Universities and colleges are set to face stricter registration requirements by the higher education regulator, in a bid to tackle sexual harassment and misconduct.
The Office for Students (OfS) plans to consult on a new condition of registration early next year, which means it could be in place before the start of the next academic year.
Colleges and universities risk losing their registration with the OfS if they fail to meet the new requirement.
The requirement is set to be introduced after an evaluation of the OfS ‘statement of expectations’ found that there were serious shortfalls in how colleges and universities were tackling sexual violence.
Susan Lapworth, chief executive of the OfS, told MPs on the women and equalities committee this week: “We’re working on a condition of registration that we would consult on early in the new year and that would put, subject to the consultation, this area of work [sexual harassment and misconduct] onto a sharper regulatory footing. It would put in place mandatory requirements, and it would allow us to intervene when we saw concerns.”
In April last year, the OfS published seven “expectations” which set out how universities and colleges should prevent and respond to incidents of harassment and sexual misconduct, after 50,000 accounts of sexual violence were published on the website Everyone’s Invited.

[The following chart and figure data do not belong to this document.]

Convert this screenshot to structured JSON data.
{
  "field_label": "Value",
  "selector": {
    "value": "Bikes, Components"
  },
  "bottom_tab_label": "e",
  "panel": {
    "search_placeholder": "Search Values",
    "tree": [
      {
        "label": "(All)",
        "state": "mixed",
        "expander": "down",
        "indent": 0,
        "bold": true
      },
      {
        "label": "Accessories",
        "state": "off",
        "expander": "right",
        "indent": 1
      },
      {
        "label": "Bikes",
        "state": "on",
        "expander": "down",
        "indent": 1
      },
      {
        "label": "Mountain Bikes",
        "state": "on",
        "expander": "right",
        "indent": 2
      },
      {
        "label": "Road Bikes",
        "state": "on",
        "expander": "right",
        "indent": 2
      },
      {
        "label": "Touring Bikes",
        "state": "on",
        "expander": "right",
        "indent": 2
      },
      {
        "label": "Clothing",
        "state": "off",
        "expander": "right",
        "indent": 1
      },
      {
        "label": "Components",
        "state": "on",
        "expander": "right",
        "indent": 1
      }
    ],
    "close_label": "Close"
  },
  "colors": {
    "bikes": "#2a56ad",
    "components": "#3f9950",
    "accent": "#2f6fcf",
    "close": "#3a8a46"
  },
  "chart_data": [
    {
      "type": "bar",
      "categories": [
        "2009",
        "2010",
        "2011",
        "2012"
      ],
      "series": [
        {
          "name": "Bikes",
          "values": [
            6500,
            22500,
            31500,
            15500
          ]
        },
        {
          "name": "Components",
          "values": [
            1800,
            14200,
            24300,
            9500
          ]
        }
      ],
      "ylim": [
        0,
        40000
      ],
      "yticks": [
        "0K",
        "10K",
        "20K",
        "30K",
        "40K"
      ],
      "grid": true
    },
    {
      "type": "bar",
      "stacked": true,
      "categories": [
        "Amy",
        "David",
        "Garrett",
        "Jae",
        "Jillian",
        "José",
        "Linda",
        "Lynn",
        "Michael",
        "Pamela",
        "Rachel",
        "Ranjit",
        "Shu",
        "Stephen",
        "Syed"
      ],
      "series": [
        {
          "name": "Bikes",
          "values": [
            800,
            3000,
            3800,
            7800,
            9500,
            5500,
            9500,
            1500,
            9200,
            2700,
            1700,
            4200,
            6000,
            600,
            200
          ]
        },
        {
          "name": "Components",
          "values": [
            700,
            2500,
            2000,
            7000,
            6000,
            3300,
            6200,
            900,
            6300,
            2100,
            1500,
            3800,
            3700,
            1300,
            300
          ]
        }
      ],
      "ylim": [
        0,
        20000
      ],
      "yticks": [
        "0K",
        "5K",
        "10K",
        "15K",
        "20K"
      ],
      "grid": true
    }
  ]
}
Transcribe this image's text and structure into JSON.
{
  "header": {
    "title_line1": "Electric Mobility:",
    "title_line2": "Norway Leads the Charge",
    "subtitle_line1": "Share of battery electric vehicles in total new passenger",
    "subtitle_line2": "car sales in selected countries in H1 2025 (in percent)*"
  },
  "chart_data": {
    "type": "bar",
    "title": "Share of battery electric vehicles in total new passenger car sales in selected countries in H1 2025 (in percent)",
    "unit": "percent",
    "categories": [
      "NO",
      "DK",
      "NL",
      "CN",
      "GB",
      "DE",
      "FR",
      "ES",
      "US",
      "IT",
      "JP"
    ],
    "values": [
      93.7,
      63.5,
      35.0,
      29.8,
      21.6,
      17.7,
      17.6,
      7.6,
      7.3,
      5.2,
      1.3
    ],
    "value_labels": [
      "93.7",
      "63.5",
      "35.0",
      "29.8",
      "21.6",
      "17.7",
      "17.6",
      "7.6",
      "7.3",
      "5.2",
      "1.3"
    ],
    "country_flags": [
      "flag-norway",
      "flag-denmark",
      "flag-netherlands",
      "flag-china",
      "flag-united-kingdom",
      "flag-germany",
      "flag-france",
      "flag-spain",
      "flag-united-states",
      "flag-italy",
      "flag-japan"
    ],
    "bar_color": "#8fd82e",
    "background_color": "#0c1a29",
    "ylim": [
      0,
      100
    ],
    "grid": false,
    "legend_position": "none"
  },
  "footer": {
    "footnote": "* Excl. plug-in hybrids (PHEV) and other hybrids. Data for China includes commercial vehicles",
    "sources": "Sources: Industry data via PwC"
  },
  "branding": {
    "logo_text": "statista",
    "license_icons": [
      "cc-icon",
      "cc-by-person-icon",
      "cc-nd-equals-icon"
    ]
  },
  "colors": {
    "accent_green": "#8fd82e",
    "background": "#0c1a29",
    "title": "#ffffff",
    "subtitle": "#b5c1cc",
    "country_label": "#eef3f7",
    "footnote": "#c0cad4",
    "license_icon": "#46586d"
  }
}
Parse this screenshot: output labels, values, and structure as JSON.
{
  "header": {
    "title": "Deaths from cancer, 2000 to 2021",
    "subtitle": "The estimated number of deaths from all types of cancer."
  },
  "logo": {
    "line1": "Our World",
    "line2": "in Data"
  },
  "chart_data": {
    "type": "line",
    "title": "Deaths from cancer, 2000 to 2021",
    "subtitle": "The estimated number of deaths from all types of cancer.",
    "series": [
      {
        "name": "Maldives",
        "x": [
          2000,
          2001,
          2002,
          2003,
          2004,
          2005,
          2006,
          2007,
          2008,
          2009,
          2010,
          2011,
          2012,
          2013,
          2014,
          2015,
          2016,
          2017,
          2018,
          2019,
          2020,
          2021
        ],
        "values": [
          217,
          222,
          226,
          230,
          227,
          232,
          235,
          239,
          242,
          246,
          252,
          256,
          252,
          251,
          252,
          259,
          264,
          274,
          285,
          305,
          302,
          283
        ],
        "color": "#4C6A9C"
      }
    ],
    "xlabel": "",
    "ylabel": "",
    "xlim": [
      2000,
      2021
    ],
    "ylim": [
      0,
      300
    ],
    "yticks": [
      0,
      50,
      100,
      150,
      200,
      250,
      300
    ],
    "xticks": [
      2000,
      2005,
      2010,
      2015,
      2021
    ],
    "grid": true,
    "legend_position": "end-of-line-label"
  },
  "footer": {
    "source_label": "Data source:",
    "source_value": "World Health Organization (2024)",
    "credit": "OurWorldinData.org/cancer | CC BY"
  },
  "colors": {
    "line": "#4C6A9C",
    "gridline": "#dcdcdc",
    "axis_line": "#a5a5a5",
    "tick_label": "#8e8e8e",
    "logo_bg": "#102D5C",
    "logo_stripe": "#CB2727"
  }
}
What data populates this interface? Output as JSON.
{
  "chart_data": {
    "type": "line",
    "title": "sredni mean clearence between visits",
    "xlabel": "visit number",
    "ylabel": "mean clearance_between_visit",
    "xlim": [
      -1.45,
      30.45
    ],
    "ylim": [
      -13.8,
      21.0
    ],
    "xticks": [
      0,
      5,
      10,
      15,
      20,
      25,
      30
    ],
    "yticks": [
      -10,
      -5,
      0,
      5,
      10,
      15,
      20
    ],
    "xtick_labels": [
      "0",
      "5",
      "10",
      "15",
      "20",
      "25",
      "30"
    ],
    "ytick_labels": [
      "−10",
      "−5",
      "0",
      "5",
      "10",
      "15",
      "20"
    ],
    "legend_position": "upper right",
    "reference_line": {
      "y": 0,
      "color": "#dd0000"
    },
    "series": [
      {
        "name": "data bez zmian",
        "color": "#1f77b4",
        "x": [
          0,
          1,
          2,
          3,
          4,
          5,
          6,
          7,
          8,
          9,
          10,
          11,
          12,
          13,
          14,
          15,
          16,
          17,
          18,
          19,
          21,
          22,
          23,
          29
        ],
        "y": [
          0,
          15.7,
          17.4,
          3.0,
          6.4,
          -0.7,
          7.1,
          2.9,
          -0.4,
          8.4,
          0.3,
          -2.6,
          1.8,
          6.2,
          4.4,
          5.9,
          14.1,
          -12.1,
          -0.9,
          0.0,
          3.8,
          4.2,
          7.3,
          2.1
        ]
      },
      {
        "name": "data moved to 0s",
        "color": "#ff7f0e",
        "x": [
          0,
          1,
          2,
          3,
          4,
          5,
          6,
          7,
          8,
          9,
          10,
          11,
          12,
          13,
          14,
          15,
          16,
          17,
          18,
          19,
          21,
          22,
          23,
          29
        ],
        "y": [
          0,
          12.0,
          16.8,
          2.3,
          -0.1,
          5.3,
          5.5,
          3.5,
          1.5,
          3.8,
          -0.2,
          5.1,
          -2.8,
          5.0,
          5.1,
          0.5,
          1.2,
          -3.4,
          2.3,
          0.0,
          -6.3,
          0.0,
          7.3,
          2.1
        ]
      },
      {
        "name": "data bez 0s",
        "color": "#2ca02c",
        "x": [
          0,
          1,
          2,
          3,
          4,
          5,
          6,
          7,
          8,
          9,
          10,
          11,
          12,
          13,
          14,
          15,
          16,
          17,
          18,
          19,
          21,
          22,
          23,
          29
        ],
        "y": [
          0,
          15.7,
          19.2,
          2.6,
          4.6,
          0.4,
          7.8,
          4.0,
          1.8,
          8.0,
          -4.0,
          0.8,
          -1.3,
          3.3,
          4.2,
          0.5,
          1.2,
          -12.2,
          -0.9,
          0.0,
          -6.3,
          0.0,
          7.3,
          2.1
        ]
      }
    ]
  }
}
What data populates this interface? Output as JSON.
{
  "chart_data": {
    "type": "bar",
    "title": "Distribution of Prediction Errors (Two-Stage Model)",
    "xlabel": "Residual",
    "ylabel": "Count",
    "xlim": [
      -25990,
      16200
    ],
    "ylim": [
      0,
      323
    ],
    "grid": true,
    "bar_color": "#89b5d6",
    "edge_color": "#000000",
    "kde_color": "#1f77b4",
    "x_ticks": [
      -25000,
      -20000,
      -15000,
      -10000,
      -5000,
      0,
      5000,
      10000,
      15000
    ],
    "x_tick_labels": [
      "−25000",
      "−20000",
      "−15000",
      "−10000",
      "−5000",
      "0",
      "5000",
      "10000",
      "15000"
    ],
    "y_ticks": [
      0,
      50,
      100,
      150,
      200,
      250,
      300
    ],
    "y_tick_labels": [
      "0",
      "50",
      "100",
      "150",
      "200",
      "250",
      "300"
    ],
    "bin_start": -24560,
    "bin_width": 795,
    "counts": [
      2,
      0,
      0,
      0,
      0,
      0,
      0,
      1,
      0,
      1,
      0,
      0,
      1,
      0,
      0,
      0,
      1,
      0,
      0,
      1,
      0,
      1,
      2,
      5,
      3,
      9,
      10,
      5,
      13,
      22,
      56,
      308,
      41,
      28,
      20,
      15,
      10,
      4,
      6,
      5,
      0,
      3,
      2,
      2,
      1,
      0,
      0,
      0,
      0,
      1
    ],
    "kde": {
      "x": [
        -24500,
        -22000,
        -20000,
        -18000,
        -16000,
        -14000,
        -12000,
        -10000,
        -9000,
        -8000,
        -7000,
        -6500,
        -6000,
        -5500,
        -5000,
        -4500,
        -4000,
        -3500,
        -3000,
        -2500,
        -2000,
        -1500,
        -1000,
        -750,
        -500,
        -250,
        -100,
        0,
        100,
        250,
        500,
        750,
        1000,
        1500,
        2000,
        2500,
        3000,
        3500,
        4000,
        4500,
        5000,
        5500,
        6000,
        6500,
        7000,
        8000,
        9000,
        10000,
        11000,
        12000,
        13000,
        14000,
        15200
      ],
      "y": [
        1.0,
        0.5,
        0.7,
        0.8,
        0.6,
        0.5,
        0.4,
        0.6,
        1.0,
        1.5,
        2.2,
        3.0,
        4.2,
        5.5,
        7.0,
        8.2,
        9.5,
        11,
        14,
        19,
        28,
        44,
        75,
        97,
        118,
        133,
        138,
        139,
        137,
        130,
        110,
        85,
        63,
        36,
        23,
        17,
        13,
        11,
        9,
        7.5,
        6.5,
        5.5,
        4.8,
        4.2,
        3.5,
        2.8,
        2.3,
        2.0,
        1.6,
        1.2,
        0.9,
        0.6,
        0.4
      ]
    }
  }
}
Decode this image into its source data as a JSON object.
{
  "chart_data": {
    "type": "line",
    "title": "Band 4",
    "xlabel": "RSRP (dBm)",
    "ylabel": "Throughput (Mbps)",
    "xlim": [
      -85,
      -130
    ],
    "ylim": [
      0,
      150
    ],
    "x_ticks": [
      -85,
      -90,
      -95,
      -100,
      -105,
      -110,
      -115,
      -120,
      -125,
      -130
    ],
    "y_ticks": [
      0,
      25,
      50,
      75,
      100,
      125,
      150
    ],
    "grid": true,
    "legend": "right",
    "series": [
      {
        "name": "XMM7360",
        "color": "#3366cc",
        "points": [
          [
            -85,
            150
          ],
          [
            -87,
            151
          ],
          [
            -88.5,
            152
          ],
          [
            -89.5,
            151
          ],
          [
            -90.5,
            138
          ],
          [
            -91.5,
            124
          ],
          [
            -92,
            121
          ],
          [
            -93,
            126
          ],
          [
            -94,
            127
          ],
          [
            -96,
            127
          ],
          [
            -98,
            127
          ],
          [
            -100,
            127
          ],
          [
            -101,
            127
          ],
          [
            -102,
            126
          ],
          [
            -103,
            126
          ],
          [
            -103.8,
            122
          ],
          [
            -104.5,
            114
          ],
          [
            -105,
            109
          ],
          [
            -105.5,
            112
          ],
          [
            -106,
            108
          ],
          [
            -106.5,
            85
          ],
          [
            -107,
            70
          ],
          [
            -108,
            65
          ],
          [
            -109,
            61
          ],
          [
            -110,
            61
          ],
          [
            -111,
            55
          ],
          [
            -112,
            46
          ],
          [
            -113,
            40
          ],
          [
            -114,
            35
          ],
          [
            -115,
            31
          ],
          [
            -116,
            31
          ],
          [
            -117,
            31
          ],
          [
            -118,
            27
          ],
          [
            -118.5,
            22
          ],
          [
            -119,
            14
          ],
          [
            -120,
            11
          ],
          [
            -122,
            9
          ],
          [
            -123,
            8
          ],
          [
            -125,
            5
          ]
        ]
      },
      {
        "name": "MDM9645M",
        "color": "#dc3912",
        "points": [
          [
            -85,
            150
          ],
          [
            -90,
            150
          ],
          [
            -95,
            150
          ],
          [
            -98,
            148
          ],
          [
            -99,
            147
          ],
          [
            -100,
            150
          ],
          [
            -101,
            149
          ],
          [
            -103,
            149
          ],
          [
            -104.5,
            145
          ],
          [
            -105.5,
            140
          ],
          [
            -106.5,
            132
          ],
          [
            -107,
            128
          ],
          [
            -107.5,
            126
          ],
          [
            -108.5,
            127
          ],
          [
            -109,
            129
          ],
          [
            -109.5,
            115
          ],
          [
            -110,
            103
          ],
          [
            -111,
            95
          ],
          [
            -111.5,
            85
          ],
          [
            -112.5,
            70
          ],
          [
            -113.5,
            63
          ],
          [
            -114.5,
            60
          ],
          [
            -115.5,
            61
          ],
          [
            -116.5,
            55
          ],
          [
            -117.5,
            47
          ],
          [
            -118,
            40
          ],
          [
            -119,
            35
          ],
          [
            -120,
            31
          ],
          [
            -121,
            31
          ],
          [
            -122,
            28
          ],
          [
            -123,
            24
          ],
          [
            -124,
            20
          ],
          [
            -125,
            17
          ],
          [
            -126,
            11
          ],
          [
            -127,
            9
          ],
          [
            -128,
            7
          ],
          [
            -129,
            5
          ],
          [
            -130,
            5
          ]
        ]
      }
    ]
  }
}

The statement of expectations provided recommendations for the systems, policies, and practices that institutions need to have in place to prevent and effectively respond to harassment and sexual misconduct.
Earlier this year, OfS commissioned an independent evaluation to look at the actions universities and colleges had taken to comply with their statement of expectations. The evaluation, set to be released next month, is expected to show that universities and colleges have taken some steps, such as making it easier for incidents to be reported.
“Patchy and too slow”
But the evidence from students – given as part of the evaluation – suggests that progress has been inconsistent and too slow. Many students don’t know what to do if this happens to them or have a poor experience when they report an incident of harassment.
Lapworth said: “[Students] said there has been progress, but it’s been patchy, and it is too slow. So we’re not seeing the impact that we would have expected. We signalled to universities and colleges that if that didn’t do the trick and drive the process then we would impose a condition of registration.”
Julian Gravatt, deputy chief executive of the Association of Colleges, said this is the “right thing for OfS to do”. He told FE Week, however, that there are “complications, because college safeguarding procedures are already regulated by DfE, and Ofsted”.
Gravatt added: “We look forward to discussing the details with all three organisations to ensure the rules work for students and staff in our part of the HE sectors.”
A new pilot prevalence survey was also announced by the OfS this week, which will collect data on sexual violence in higher education settings, and is set to run within the same timeframe as the registration condition consultation.
Lapworth could not say how much the new prevalence survey would cost but confirmed the importance of “conducting a carefully constructed sampling approach across the sector” to determine which sort of students are experiencing sexual violence so they can intervene when they need to.
Drawing on evidence from surveys from the National Union of Students’, Revolt Sexual Assault and Everyone’s Invited, Lapworth corroborated that students with particular characteristics, particularly disabled women and minority ethnic groups, are impacted more by sexual violence.
When asked whether bystander training will make up part of the new requirement, Lapworth confirmed that the OfS’ focus will be on credible, evaluated training.